Крыша нещадно текла. В разных местах. Будто задразнивая Дадхъянча, поджидавшего с комком вязкой глины очередную течь в совершенно другом месте.

Однажды хижину присыпало камневалом, снесённым в бурю с горного склона. Она выдержала. Риши не стали разгребать камни, считая, что эта засыпь только на пользу их жилью.

Дадхъянч занимался огнём. Каждый день. Риши жёг, топил и варил. Он стал агнидхом этой хижины. Жрецом её огня. Трита мог по целому дню не вставать с лежанки. Иногда он вскакивал среди ночи и в порыве возбуждения ходил из угла в угол. Неистово размахивая руками и спотыкаясь о ноги ворчливого, разбуженного Дадхъянча.
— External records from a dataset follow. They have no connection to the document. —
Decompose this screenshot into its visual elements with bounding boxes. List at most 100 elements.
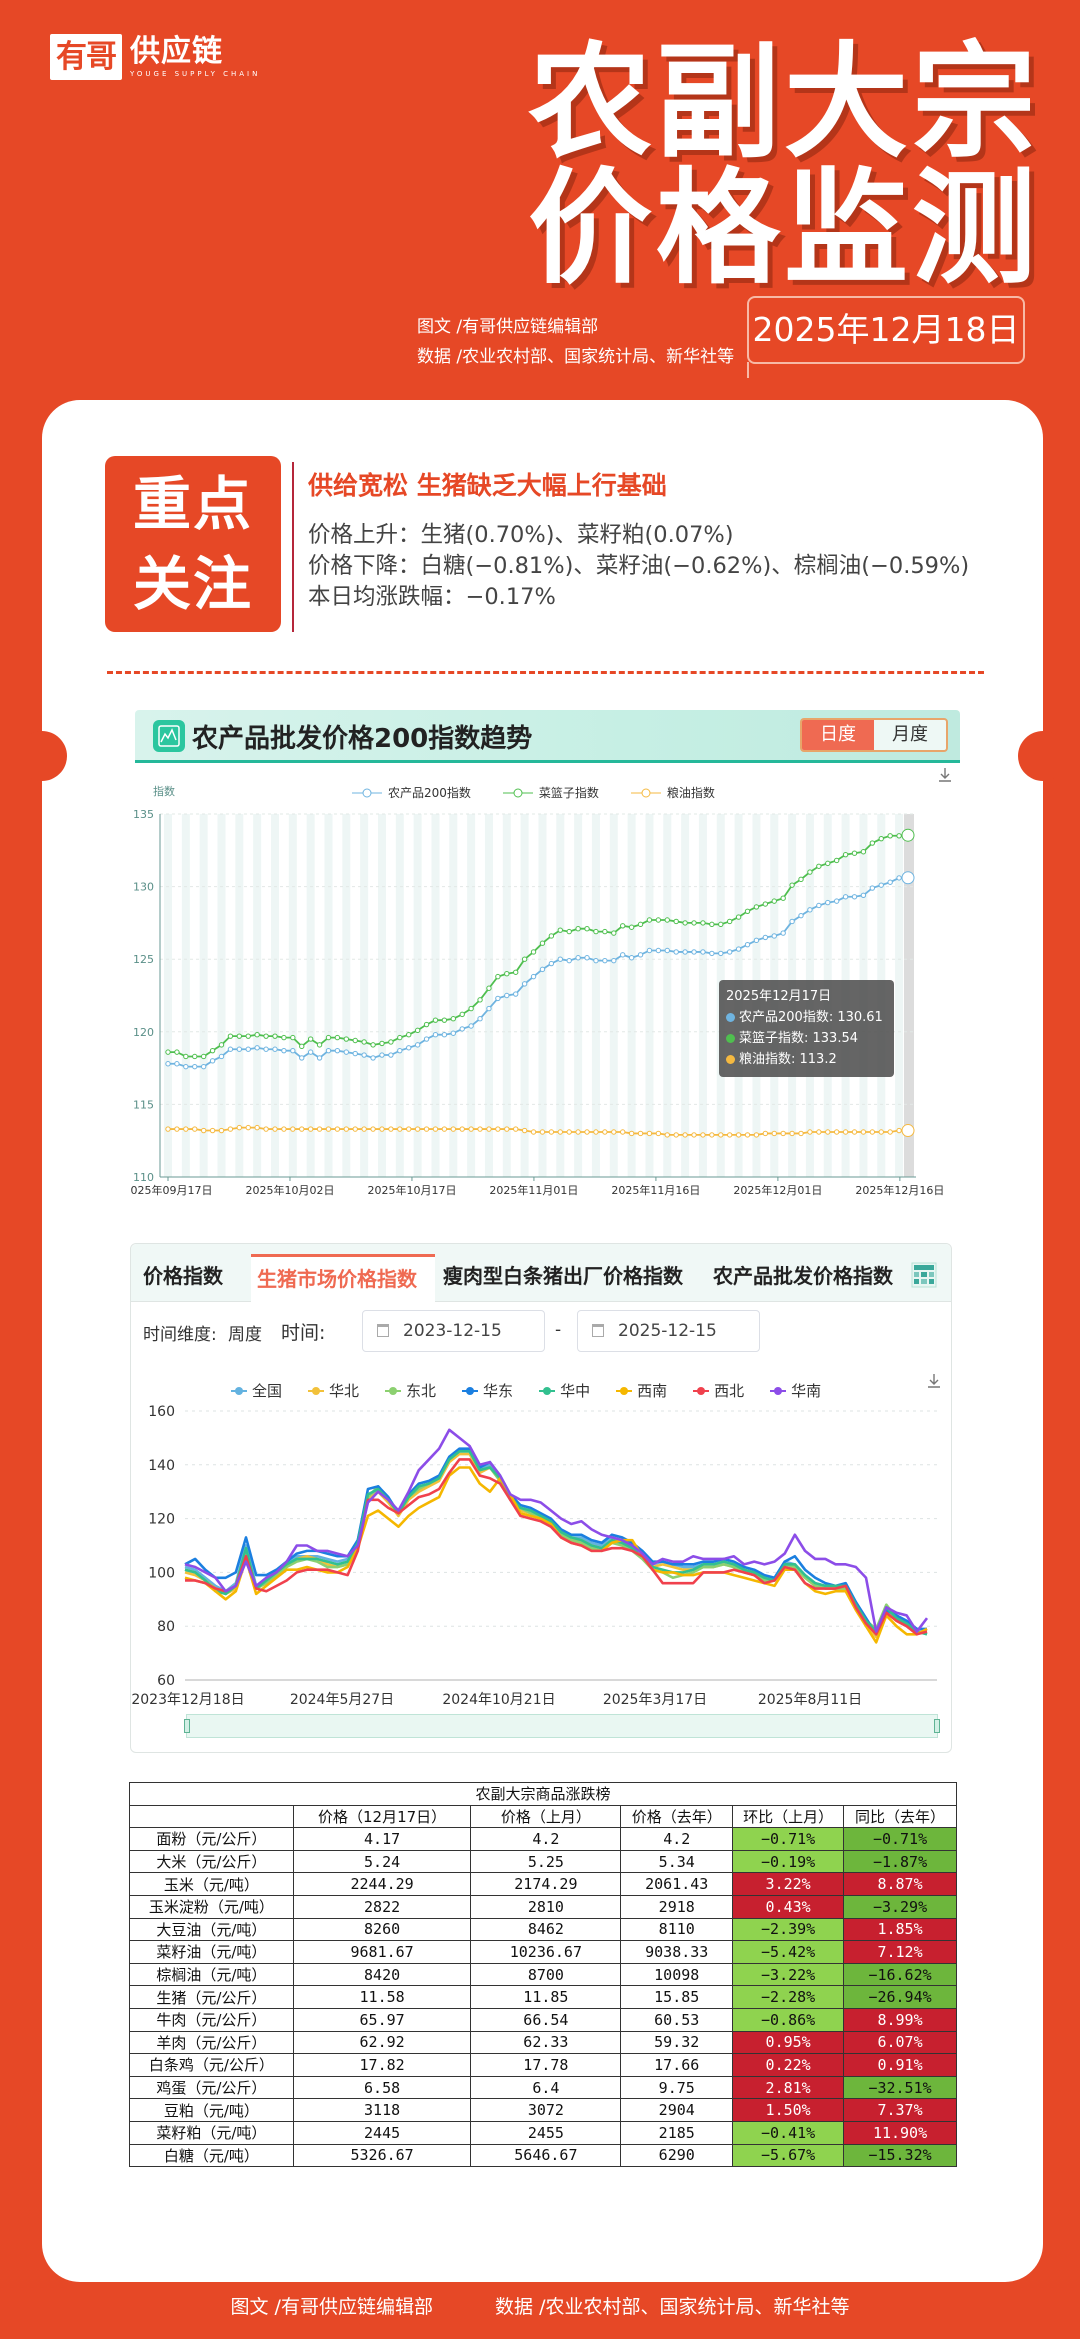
logo-name: 供应链 [130,34,223,69]
key-headline: 供给宽松 生猪缺乏大幅上行基础 [308,471,667,500]
line-chart-icon [153,720,185,752]
slider-handle-left[interactable] [184,1719,190,1733]
commodity-name: 菜籽油（元/吨） [129,1940,294,1964]
price-today: 5.24 [292,1849,472,1874]
yoy-change: −1.87% [843,1849,957,1874]
mom-change: 2.81% [732,2075,845,2100]
legend-item[interactable]: 华南 [770,1380,821,1401]
legend-item[interactable]: 农产品200指数 [352,784,471,801]
table-row: 大米（元/公斤） 5.24 5.25 5.34 −0.19% −1.87% [129,1849,957,1874]
time-dimension-value[interactable]: 周度 [228,1325,262,1345]
column-header: 价格（12月17日） [292,1804,472,1829]
svg-text:2025年11月01日: 2025年11月01日 [489,1183,578,1197]
price-fall-line: 价格下降：白糖(−0.81%)、菜籽油(−0.62%)、棕榈油(−0.59%) [308,553,970,579]
tab-hog-market-index[interactable]: 生猪市场价格指数 [251,1254,435,1302]
tooltip-date: 2025年12月17日 [726,989,832,1004]
commodity-name: 豆粕（元/吨） [129,2098,294,2122]
toggle-monthly[interactable]: 月度 [892,724,928,745]
price-last-year: 2904 [620,2098,734,2122]
time-label: 时间: [281,1322,326,1344]
column-header: 同比（去年） [843,1804,957,1829]
card-notch-right [1018,731,1068,781]
commodity-name: 棕榈油（元/吨） [129,1962,294,1987]
badge-line1: 重点 [132,470,253,538]
table-view-icon[interactable] [911,1262,937,1288]
yoy-change: −15.32% [843,2143,957,2168]
yoy-change: 8.87% [843,1872,957,1896]
table-row: 棕榈油（元/吨） 8420 8700 10098 −3.22% −16.62% [129,1962,957,1987]
commodity-name: 大米（元/公斤） [129,1849,294,1874]
price-today: 2445 [292,2120,472,2145]
logo-mark: 有哥 [50,34,122,80]
svg-text:80: 80 [157,1619,175,1635]
svg-text:2025年3月17日: 2025年3月17日 [603,1692,707,1708]
avg-change-line: 本日均涨跌幅：−0.17% [308,584,556,610]
legend-item[interactable]: 全国 [231,1380,282,1401]
tab-price-index[interactable]: 价格指数 [143,1264,223,1288]
chart1-legend: 农产品200指数 菜篮子指数 粮油指数 [352,784,741,801]
chart1-plot[interactable]: 110 115 120 125 130 135 2025年09月17日 2025年10月02日… [130,800,960,1210]
slider-handle-right[interactable] [934,1719,940,1733]
price-last-year: 2185 [620,2120,734,2145]
svg-text:100: 100 [148,1565,175,1581]
svg-text:140: 140 [148,1458,175,1474]
legend-item[interactable]: 西北 [693,1380,744,1401]
price-last-month: 5.25 [470,1849,622,1874]
legend-item[interactable]: 粮油指数 [630,784,715,801]
table-title: 农副大宗商品涨跌榜 [129,1782,957,1806]
legend-item[interactable]: 华北 [308,1380,359,1401]
svg-text:160: 160 [148,1404,175,1420]
download-icon[interactable] [937,767,953,787]
table-row: 面粉（元/公斤） 4.17 4.2 4.2 −0.71% −0.71% [129,1827,957,1851]
price-today: 11.58 [292,1985,472,2009]
yoy-change: 11.90% [843,2120,957,2145]
table-row: 菜籽油（元/吨） 9681.67 10236.67 9038.33 −5.42% 7.12… [129,1940,957,1964]
start-date-input[interactable]: 2023-12-15 [362,1310,545,1352]
commodity-name: 白糖（元/吨） [129,2143,294,2168]
svg-text:2024年5月27日: 2024年5月27日 [290,1692,394,1708]
price-today: 3118 [292,2098,472,2122]
period-toggle: 日度 月度 [800,718,948,752]
tooltip-row: 粮油指数: 113.2 [726,1049,887,1070]
price-today: 65.97 [292,2007,472,2032]
price-last-year: 10098 [620,1962,734,1987]
tab-lean-pig-index[interactable]: 瘦肉型白条猪出厂价格指数 [443,1264,683,1288]
column-header: 价格（上月） [470,1804,622,1829]
mom-change: 1.50% [732,2098,845,2122]
mom-change: 0.22% [732,2053,845,2077]
yoy-change: −3.29% [843,1894,957,1919]
price-today: 8260 [292,1917,472,1942]
toggle-daily[interactable]: 日度 [802,720,874,750]
mom-change: −0.19% [732,1849,845,1874]
card-notch-left [17,731,67,781]
legend-item[interactable]: 华中 [539,1380,590,1401]
price-today: 4.17 [292,1827,472,1851]
legend-item[interactable]: 西南 [616,1380,667,1401]
price-today: 6.58 [292,2075,472,2100]
svg-text:2025年10月17日: 2025年10月17日 [367,1183,456,1197]
end-date-input[interactable]: 2025-12-15 [577,1310,760,1352]
footer-author: 图文 /有哥供应链编辑部 [230,2296,433,2318]
commodity-name: 菜籽粕（元/吨） [129,2120,294,2145]
price-last-year: 2918 [620,1894,734,1919]
chart2-plot[interactable]: 60 80 100 120 140 160 2023年12月18日 2024年5月27日 202… [125,1395,955,1715]
mom-change: 3.22% [732,1872,845,1896]
svg-text:2025年12月01日: 2025年12月01日 [733,1183,822,1197]
legend-item[interactable]: 菜篮子指数 [502,784,599,801]
legend-item[interactable]: 东北 [385,1380,436,1401]
header-credits: 图文 /有哥供应链编辑部 数据 /农业农村部、国家统计局、新华社等 [417,312,734,372]
download-icon[interactable] [926,1373,942,1393]
brand-logo: 有哥 供应链 YOUGE SUPPLY CHAIN [50,34,260,80]
legend-item[interactable]: 华东 [462,1380,513,1401]
commodity-name: 鸡蛋（元/公斤） [129,2075,294,2100]
commodity-name: 羊肉（元/公斤） [129,2030,294,2055]
logo-english: YOUGE SUPPLY CHAIN [130,70,261,78]
svg-text:2025年09月17日: 2025年09月17日 [130,1183,213,1197]
chart1-header: 农产品批发价格200指数趋势 日度 月度 [135,710,960,763]
price-last-month: 8700 [470,1962,622,1987]
datazoom-slider[interactable] [184,1714,940,1738]
tab-wholesale-index[interactable]: 农产品批发价格指数 [713,1264,893,1288]
price-last-year: 15.85 [620,1985,734,2009]
calendar-icon [377,1324,389,1337]
price-today: 17.82 [292,2053,472,2077]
Трита твердил одно. Он твердил: «Пятый элемент». Что это значило, Дадхъянч не понимал. Мировых элементов существовало четыре. Так же как и сторон света или времён года. Возможно, Трита стоял на пороге великого открытия. Он вообще был реформатором, этот Трита. Куда большим, чем Дадхъянч. Молодой риши жил по правилам, а его товарищ сам создавал правила для себя. Рано или поздно им пришлось бы начать войну. Правда, Трита иногда уходил и отсутствовал день или два. Возвращался он с молочным бурдюком, с котелком варёной говядины, с мукой и мёдом, с ягодами, с сухим душистым листом, который размачивают и жуют, припивая водой. Где он всё это брал?

Дадхъянч ел с неохотой. Но ел. Трита чувствовал, что его молодого товарища тяготит обстановка в их лачуге. Настолько уже тяготит, что кусок не идёт ему в горло. Угнетает соседство этой безумствующей неприкаянности. Но ведь не Трита же позвал его тогда у колодца и навязался следом.

В минуты такого перелома, готовые разразиться последним отчаянным прорывом каждой самостоятельности и независимости, Трита вдруг начинал что-то обсуждать с соседом. Разговор затягивал Дадхъянча, и он понемногу уходил в пучину других проблем.

— Пятый элемент! — сказал вдруг Трита, когда они доедали высушенный инжир. — Пятый элемент — вот та великая загадка, которую проглядели боги. Возможно, нам на погибель.

Дадхъянч вернулся из своего глухо закрытого одиночества и посмотрел на Триту:

— Что такое пятый элемент?

— Вещица, способная повернуть дальнейшее развитие человеческой жизни. Собственно говоря, — Трита придал лицу умствующе-настойчивый вид, — она повторяет в себе известные четыре элемента. Но сама по себе, в чистом, так сказать, виде, как бы не предусмотрена строением мира. У мира четыре угла, равновесие которых и составляет гармонию. Значение пятого элемента не связано с этой гармонией. Не связано! Пятый элемент развивается самостоятельно, и этим он страшен.

— Где он помещён?

— В центре, разумеется. Где же ещё?

— Пятый элемент — это пятая стихия?

— Да, — Трита встал, сложил ладони у лица и, расхаживая по лачуге, направил мысли в слова. — Пятая стихия. Четыре даны, пятую находим сами.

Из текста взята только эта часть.